- Ki biz o zatı, vezirin yerine imam ve mukteda tanıyalım. Elimizi de, eteğimizi de onun eline teslim edelim.
- تا به جای او شناسیمش امام ** دست و دامن را بدست او دهیم
- Mademki güneş battı ve bizim gönlümüzü dağladı, onun yerine çırağı yakmaktan başka çaremiz yok. 670
- چون که شد خورشید و ما را کرد داغ ** چاره نبود بر مقامش از چراغ
- Sevgili, göz önünden kayboldu mu, onun visalinden mahrum kaldık mı, yerine birisinin vekil olması, birisinin bize yadigâr kalması gerekir.
- چون که شد از پیش دیده وصل یار ** نایبی باید از او مان یادگار
- Gül mevsimi geçip gülşen harap olunca gül kokusunu nereden alalım? Gül suyundan!
- چون که گل بگذشت و گلشن شد خراب ** بوی گل را از که یابیم از گلاب
- Ulu Tanrı açıkça meydan da olmadığından, bu peygamberler Hakk'ın vekilleridir.
- چون خدا اندر نیاید در عیان ** نایب حقاند این پیغمبران
- Hayır, yanlış söyledim. Vekil ile vekil edeni iki sanırsan (bu) hatadır, iyi bir şey değil.
- نه غلط گفتم که نایب با منوب ** گر دو پنداری قبیح آید نه خوب
- Sen surete taptıkça ikidir. Suretten kurtulana göre ise birdir. 675
- نه دو باشد تا تویی صورت پرست ** پیش او یک گشت کز صورت برست
- Surete bakarsan gözün ikidir. Sen onun nuruna bak ki o birdir.

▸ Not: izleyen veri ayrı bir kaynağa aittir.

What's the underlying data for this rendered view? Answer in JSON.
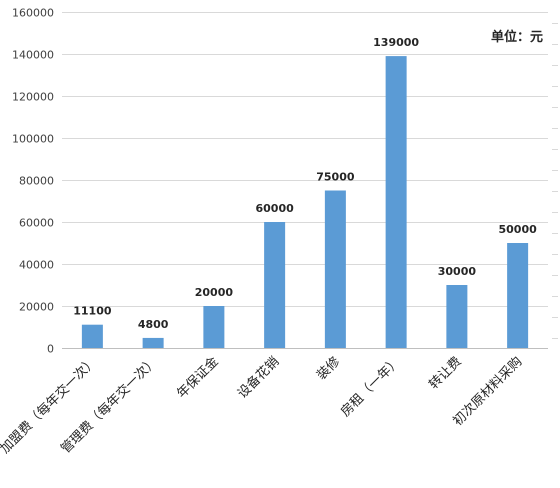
{
  "chart_data": {
    "type": "bar",
    "title": "",
    "xlabel": "",
    "ylabel": "",
    "unit_label": "单位：元",
    "categories": [
      "加盟费（每年交一次）",
      "管理费（每年交一次）",
      "年保证金",
      "设备花销",
      "装修",
      "房租（一年）",
      "转让费",
      "初次原材料采购"
    ],
    "values": [
      11100,
      4800,
      20000,
      60000,
      75000,
      139000,
      30000,
      50000
    ],
    "data_labels": [
      "11100",
      "4800",
      "20000",
      "60000",
      "75000",
      "139000",
      "30000",
      "50000"
    ],
    "ylim": [
      0,
      160000
    ],
    "yticks": [
      "0",
      "20000",
      "40000",
      "60000",
      "80000",
      "100000",
      "120000",
      "140000",
      "160000"
    ],
    "grid": true,
    "legend": "none",
    "bar_color": "#5b9bd5"
  }
}
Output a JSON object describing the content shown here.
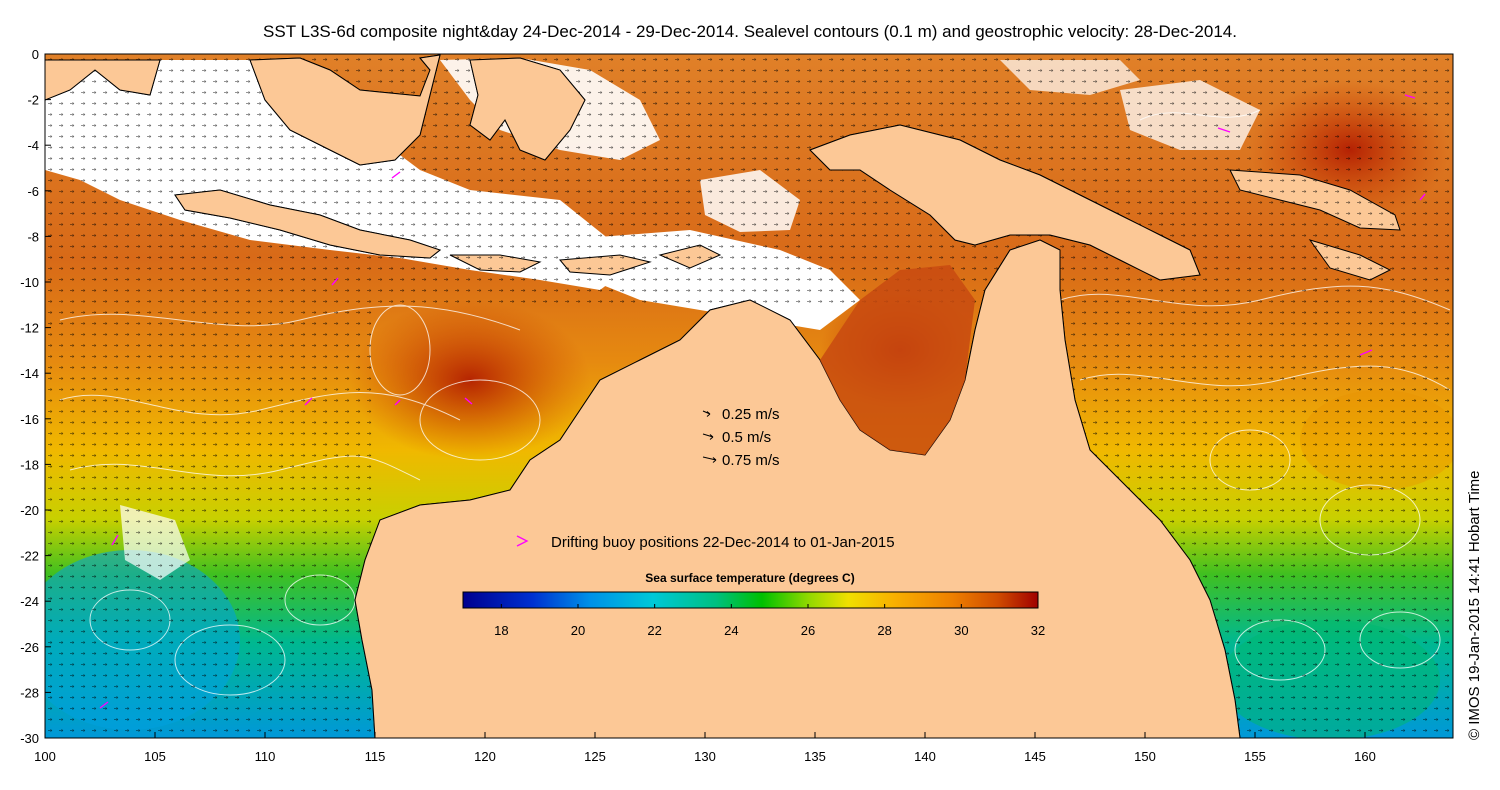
{
  "title": "SST L3S-6d composite night&day 24-Dec-2014 - 29-Dec-2014. Sealevel contours (0.1 m) and geostrophic velocity: 28-Dec-2014.",
  "credit": "© IMOS 19-Jan-2015 14:41 Hobart Time",
  "axes": {
    "x_ticks": [
      100,
      105,
      110,
      115,
      120,
      125,
      130,
      135,
      140,
      145,
      150,
      155,
      160
    ],
    "y_ticks": [
      0,
      -2,
      -4,
      -6,
      -8,
      -10,
      -12,
      -14,
      -16,
      -18,
      -20,
      -22,
      -24,
      -26,
      -28,
      -30
    ],
    "xlim": [
      100,
      164
    ],
    "ylim": [
      -30,
      0
    ]
  },
  "velocity_legend": [
    {
      "label": "0.25 m/s",
      "speed": 0.25
    },
    {
      "label": "0.5 m/s",
      "speed": 0.5
    },
    {
      "label": "0.75 m/s",
      "speed": 0.75
    }
  ],
  "buoy_legend": {
    "label": "Drifting buoy positions 22-Dec-2014 to 01-Jan-2015",
    "color": "#ff00ff"
  },
  "colorbar": {
    "title": "Sea surface temperature (degrees C)",
    "ticks": [
      18,
      20,
      22,
      24,
      26,
      28,
      30,
      32
    ],
    "range": [
      17,
      32
    ]
  },
  "colors": {
    "land": "#fcc896",
    "missing": "#ffffff"
  }
}
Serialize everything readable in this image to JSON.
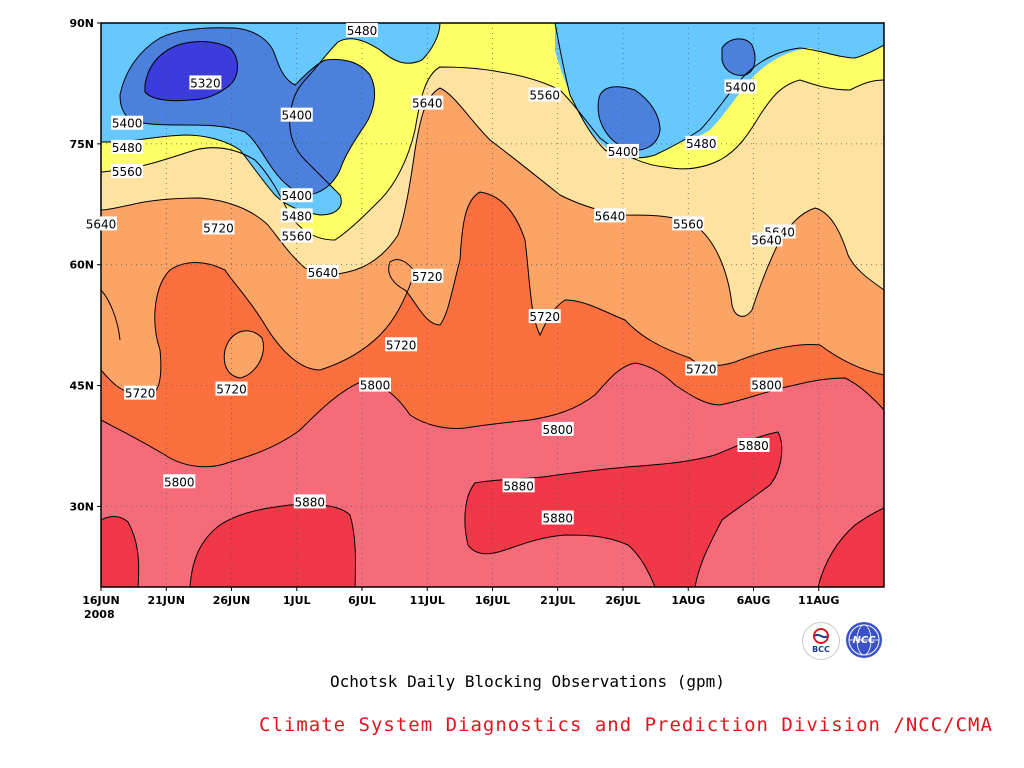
{
  "chart_data": {
    "type": "heatmap",
    "title": "Ochotsk Daily Blocking Observations (gpm)",
    "x_ticks": [
      "16JUN",
      "21JUN",
      "26JUN",
      "1JUL",
      "6JUL",
      "11JUL",
      "16JUL",
      "21JUL",
      "26JUL",
      "1AUG",
      "6AUG",
      "11AUG"
    ],
    "x_year_label": "2008",
    "y_ticks": [
      "30N",
      "45N",
      "60N",
      "75N",
      "90N"
    ],
    "y_tick_values": [
      30,
      45,
      60,
      75,
      90
    ],
    "xlim": [
      "2008-06-16",
      "2008-08-15"
    ],
    "ylim": [
      20,
      90
    ],
    "grid": true,
    "contour_levels": [
      5320,
      5400,
      5480,
      5560,
      5640,
      5720,
      5800,
      5880
    ],
    "level_colors": [
      "#3c3cdc",
      "#4b80dc",
      "#66c8ff",
      "#ffff66",
      "#fde2a0",
      "#fca465",
      "#fc7040",
      "#f46c7a",
      "#f03848"
    ],
    "contour_labels": [
      {
        "text": "5480",
        "date": "2008-07-06",
        "lat": 89
      },
      {
        "text": "5320",
        "date": "2008-06-24",
        "lat": 82.5
      },
      {
        "text": "5400",
        "date": "2008-07-01",
        "lat": 78.5
      },
      {
        "text": "5640",
        "date": "2008-07-11",
        "lat": 80
      },
      {
        "text": "5560",
        "date": "2008-07-20",
        "lat": 81
      },
      {
        "text": "5400",
        "date": "2008-08-04",
        "lat": 82
      },
      {
        "text": "5400",
        "date": "2008-06-18",
        "lat": 77.5
      },
      {
        "text": "5480",
        "date": "2008-06-18",
        "lat": 74.5
      },
      {
        "text": "5560",
        "date": "2008-06-18",
        "lat": 71.5
      },
      {
        "text": "5400",
        "date": "2008-07-26",
        "lat": 74
      },
      {
        "text": "5480",
        "date": "2008-08-01",
        "lat": 75
      },
      {
        "text": "5400",
        "date": "2008-07-01",
        "lat": 68.5
      },
      {
        "text": "5480",
        "date": "2008-07-01",
        "lat": 66
      },
      {
        "text": "5560",
        "date": "2008-07-01",
        "lat": 63.5
      },
      {
        "text": "5640",
        "date": "2008-06-16",
        "lat": 65
      },
      {
        "text": "5720",
        "date": "2008-06-25",
        "lat": 64.5
      },
      {
        "text": "5640",
        "date": "2008-07-25",
        "lat": 66
      },
      {
        "text": "5560",
        "date": "2008-07-31",
        "lat": 65
      },
      {
        "text": "5640",
        "date": "2008-08-07",
        "lat": 64
      },
      {
        "text": "5640",
        "date": "2008-08-06",
        "lat": 63
      },
      {
        "text": "5640",
        "date": "2008-07-03",
        "lat": 59
      },
      {
        "text": "5720",
        "date": "2008-07-11",
        "lat": 58.5
      },
      {
        "text": "5720",
        "date": "2008-07-20",
        "lat": 53.5
      },
      {
        "text": "5720",
        "date": "2008-07-09",
        "lat": 50
      },
      {
        "text": "5720",
        "date": "2008-06-19",
        "lat": 44
      },
      {
        "text": "5720",
        "date": "2008-06-26",
        "lat": 44.5
      },
      {
        "text": "5800",
        "date": "2008-07-07",
        "lat": 45
      },
      {
        "text": "5720",
        "date": "2008-08-01",
        "lat": 47
      },
      {
        "text": "5800",
        "date": "2008-08-06",
        "lat": 45
      },
      {
        "text": "5800",
        "date": "2008-07-21",
        "lat": 39.5
      },
      {
        "text": "5880",
        "date": "2008-08-05",
        "lat": 37.5
      },
      {
        "text": "5800",
        "date": "2008-06-22",
        "lat": 33
      },
      {
        "text": "5880",
        "date": "2008-07-02",
        "lat": 30.5
      },
      {
        "text": "5880",
        "date": "2008-07-18",
        "lat": 32.5
      },
      {
        "text": "5880",
        "date": "2008-07-21",
        "lat": 28.5
      }
    ]
  },
  "footer": {
    "credit": "Climate System Diagnostics and Prediction Division /NCC/CMA"
  },
  "logos": {
    "bcc": "BCC",
    "ncc": "NCC"
  }
}
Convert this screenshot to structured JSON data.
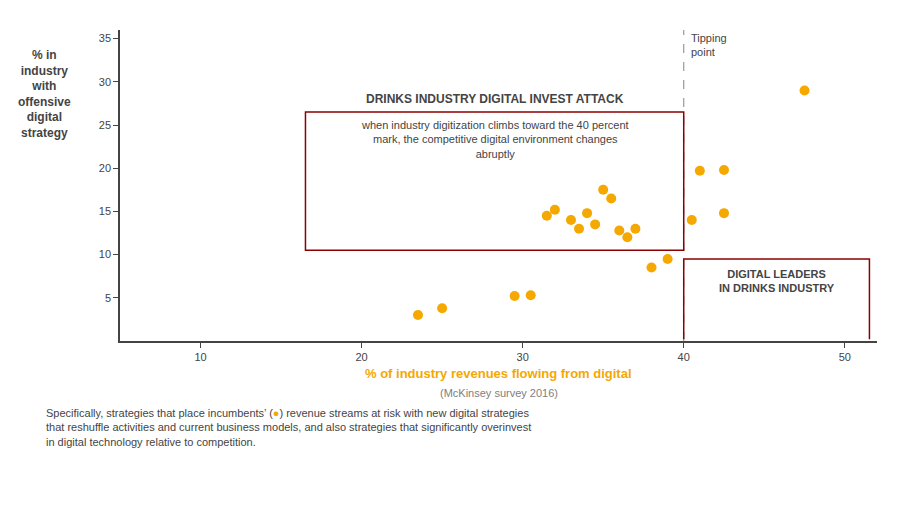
{
  "chart_data": {
    "type": "scatter",
    "x": [
      23.5,
      25.0,
      29.5,
      30.5,
      31.5,
      32.0,
      33.0,
      33.5,
      34.0,
      34.5,
      35.0,
      35.5,
      36.0,
      36.5,
      37.0,
      38.0,
      39.0,
      40.5,
      41.0,
      42.5,
      42.5,
      47.5
    ],
    "values": [
      3.0,
      3.8,
      5.2,
      5.3,
      14.5,
      15.2,
      14.0,
      13.0,
      14.8,
      13.5,
      17.5,
      16.5,
      12.8,
      12.0,
      13.0,
      8.5,
      9.5,
      14.0,
      19.7,
      19.8,
      14.8,
      29.0
    ],
    "color": "#F5A800",
    "marker": "circle",
    "xlim": [
      5,
      52
    ],
    "ylim": [
      0,
      36
    ],
    "xticks": [
      10,
      20,
      30,
      40,
      50
    ],
    "yticks": [
      5,
      10,
      15,
      20,
      25,
      30,
      35
    ],
    "grid": false,
    "xlabel": "% of industry revenues flowing from digital",
    "xlabel_sub": "(McKinsey survey 2016)",
    "ylabel": "% in\nindustry\nwith\noffensive\ndigital\nstrategy",
    "tipping_point": {
      "x": 40,
      "label": "Tipping\npoint",
      "color": "#999999"
    },
    "callout": {
      "title": "DRINKS INDUSTRY DIGITAL INVEST ATTACK",
      "text": "when industry digitization climbs toward the 40 percent\nmark, the competitive digital environment changes\nabruptly",
      "color": "#8B0000"
    },
    "leaders": {
      "label": "DIGITAL LEADERS\nIN DRINKS INDUSTRY",
      "color": "#8B0000"
    },
    "footer": [
      [
        {
          "text": "Specifically, strategies that place incumbents’ ("
        },
        {
          "text": "●",
          "color": "#F5A800"
        },
        {
          "text": ") revenue streams at risk with new digital strategies"
        }
      ],
      [
        {
          "text": "that reshuffle activities and current business models, and also strategies that significantly overinvest"
        }
      ],
      [
        {
          "text": "in digital technology relative to competition."
        }
      ]
    ]
  }
}
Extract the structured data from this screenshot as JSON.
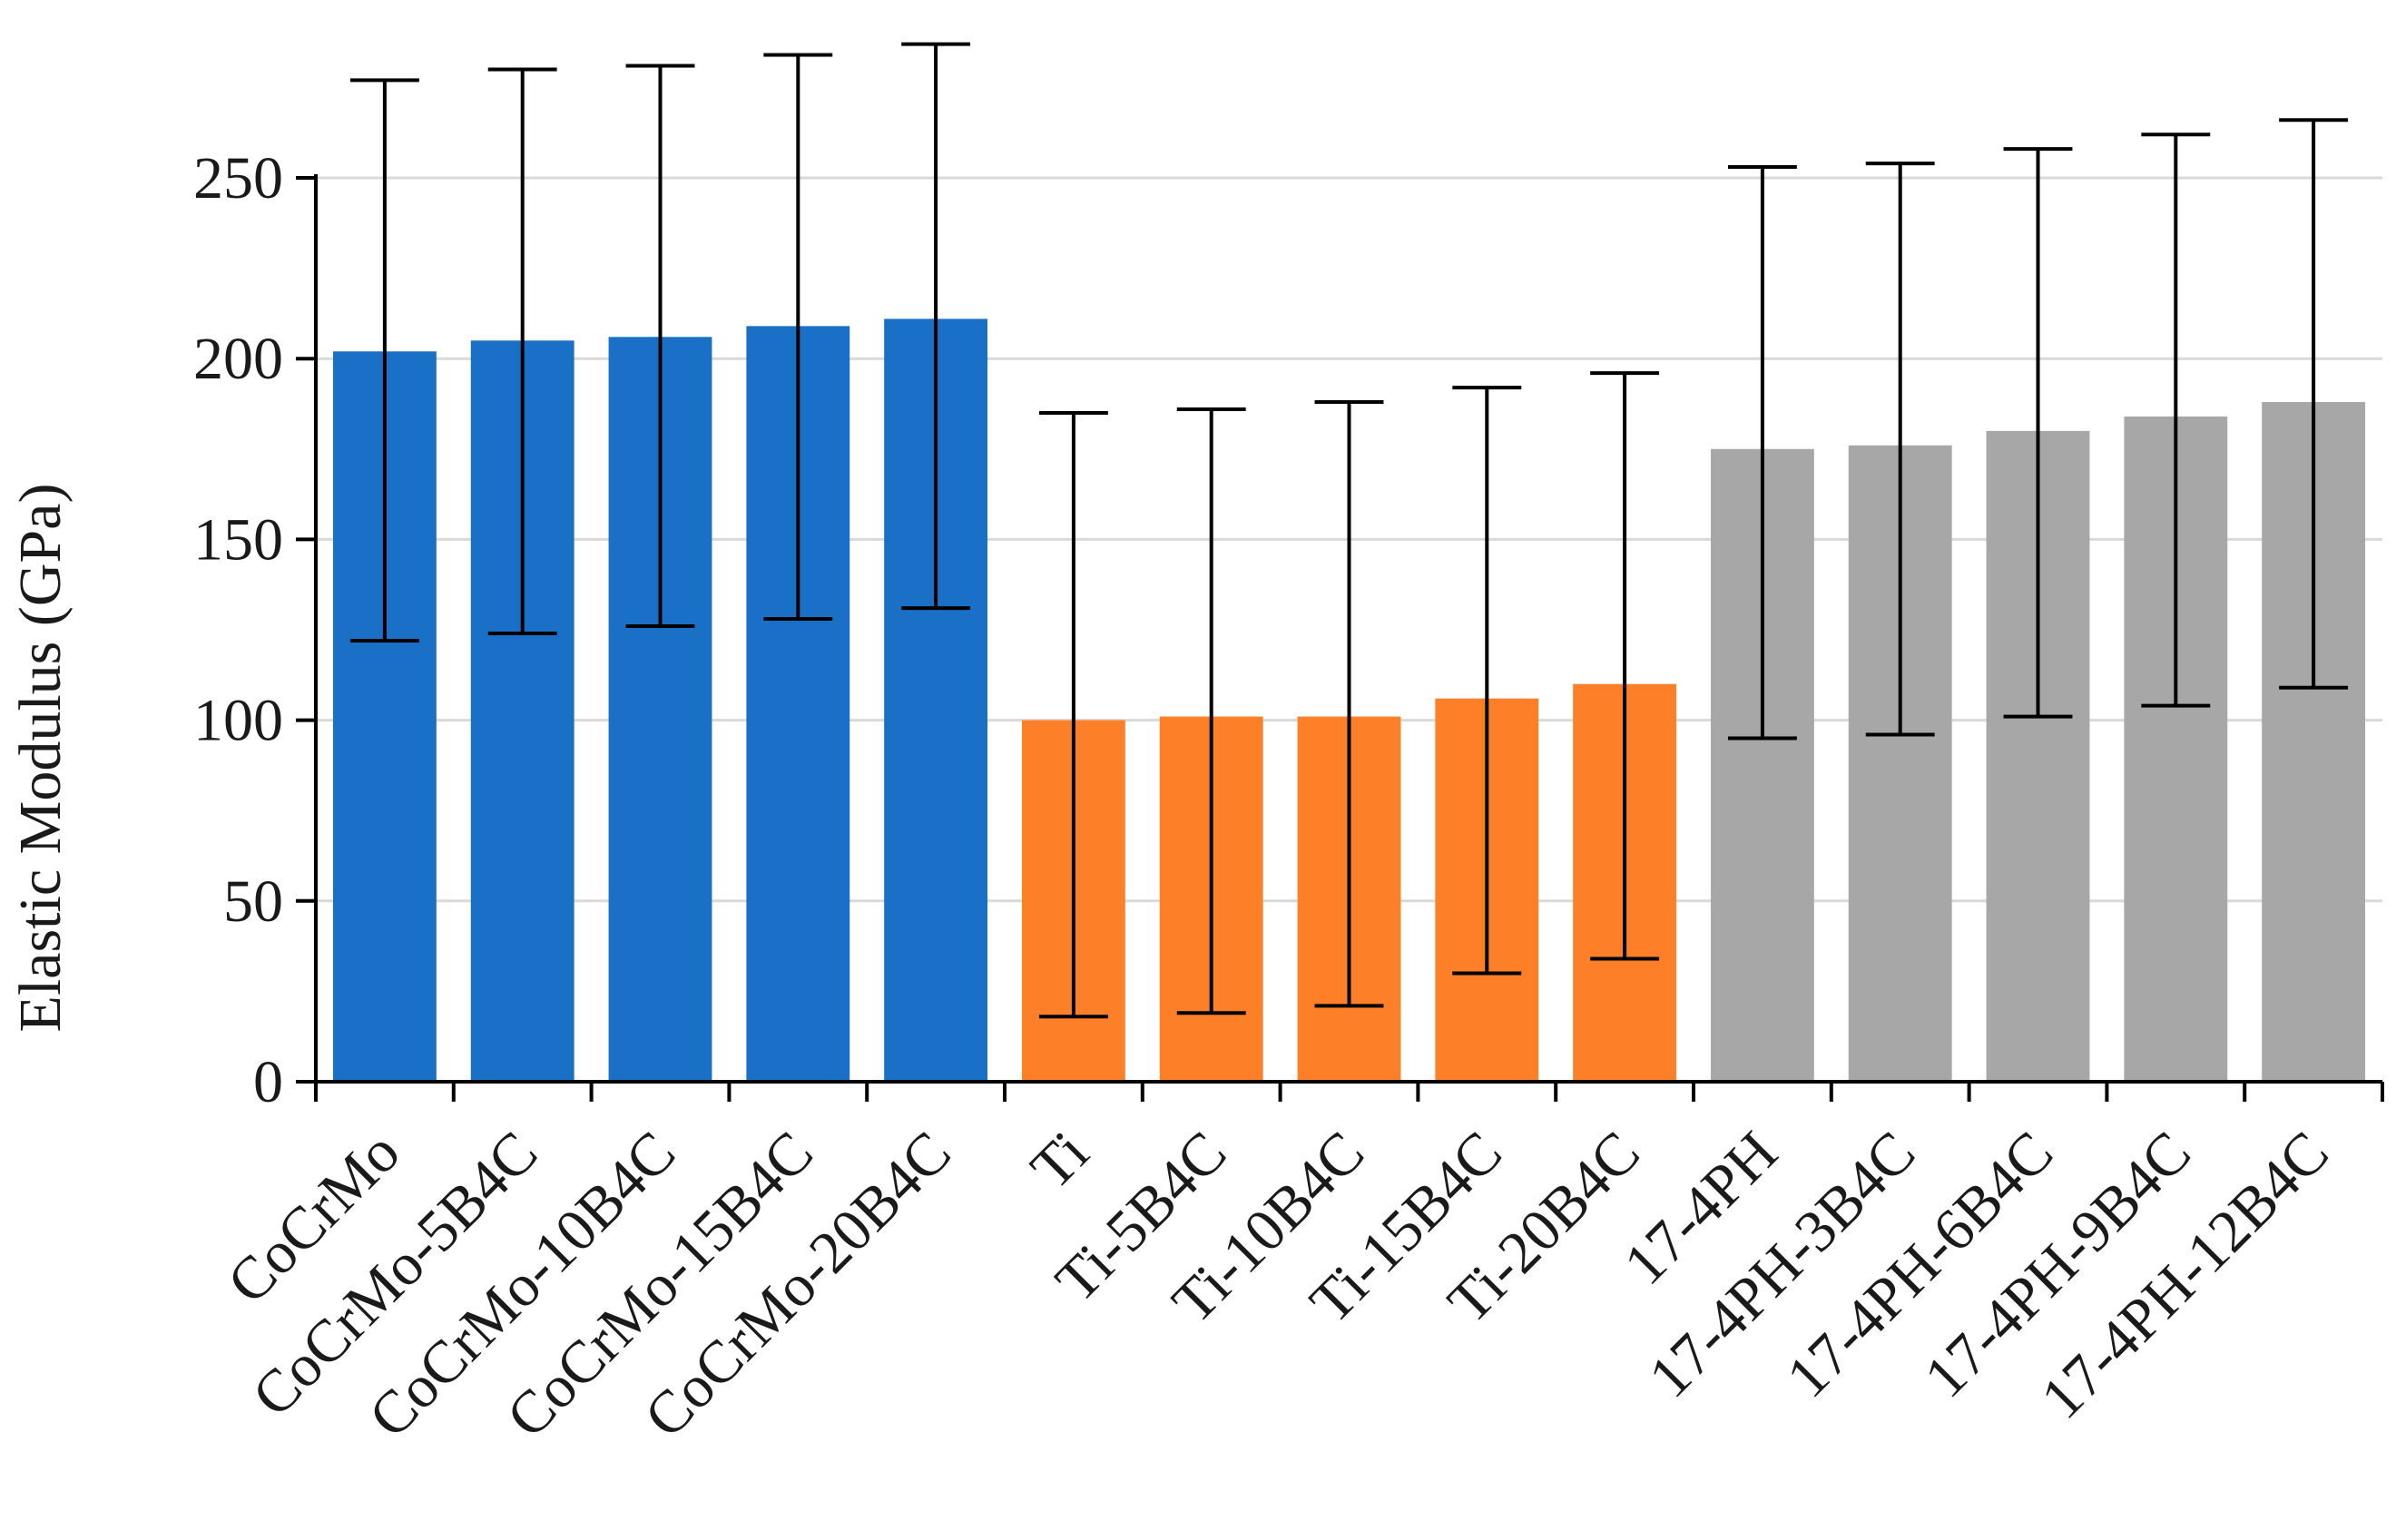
{
  "chart_data": {
    "type": "bar",
    "title": "",
    "xlabel": "",
    "ylabel": "Elastic Modulus (GPa)",
    "ylim": [
      0,
      250
    ],
    "yticks": [
      0,
      50,
      100,
      150,
      200,
      250
    ],
    "grid": true,
    "legend": "none",
    "categories": [
      "CoCrMo",
      "CoCrMo-5B4C",
      "CoCrMo-10B4C",
      "CoCrMo-15B4C",
      "CoCrMo-20B4C",
      "Ti",
      "Ti-5B4C",
      "Ti-10B4C",
      "Ti-15B4C",
      "Ti-20B4C",
      "17-4PH",
      "17-4PH-3B4C",
      "17-4PH-6B4C",
      "17-4PH-9B4C",
      "17-4PH-12B4C"
    ],
    "values": [
      202,
      205,
      206,
      209,
      211,
      100,
      101,
      101,
      106,
      110,
      175,
      176,
      180,
      184,
      188
    ],
    "error_upper": [
      277,
      280,
      281,
      284,
      287,
      185,
      186,
      188,
      192,
      196,
      253,
      254,
      258,
      262,
      266
    ],
    "error_lower": [
      122,
      124,
      126,
      128,
      131,
      18,
      19,
      21,
      30,
      34,
      95,
      96,
      101,
      104,
      109
    ],
    "bar_colors": [
      "#1a6fc7",
      "#1a6fc7",
      "#1a6fc7",
      "#1a6fc7",
      "#1a6fc7",
      "#fd7f27",
      "#fd7f27",
      "#fd7f27",
      "#fd7f27",
      "#fd7f27",
      "#a7a7a7",
      "#a7a7a7",
      "#a7a7a7",
      "#a7a7a7",
      "#a7a7a7"
    ]
  }
}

- چون به صورت بنگری چشم تو دست ** تو به نورش درنگر کز چشم رست
- Bir adam, gözün nuruna bakarsa iki gözün nuru, birbirinden ayırt edilemez.
- نور هر دو چشم نتوان فرق کرد ** چون که در نورش نظر انداخت مرد
- Bir yerde on tane çırağ bulundurulursa görünüşte her biri, öbüründen ayrıdır.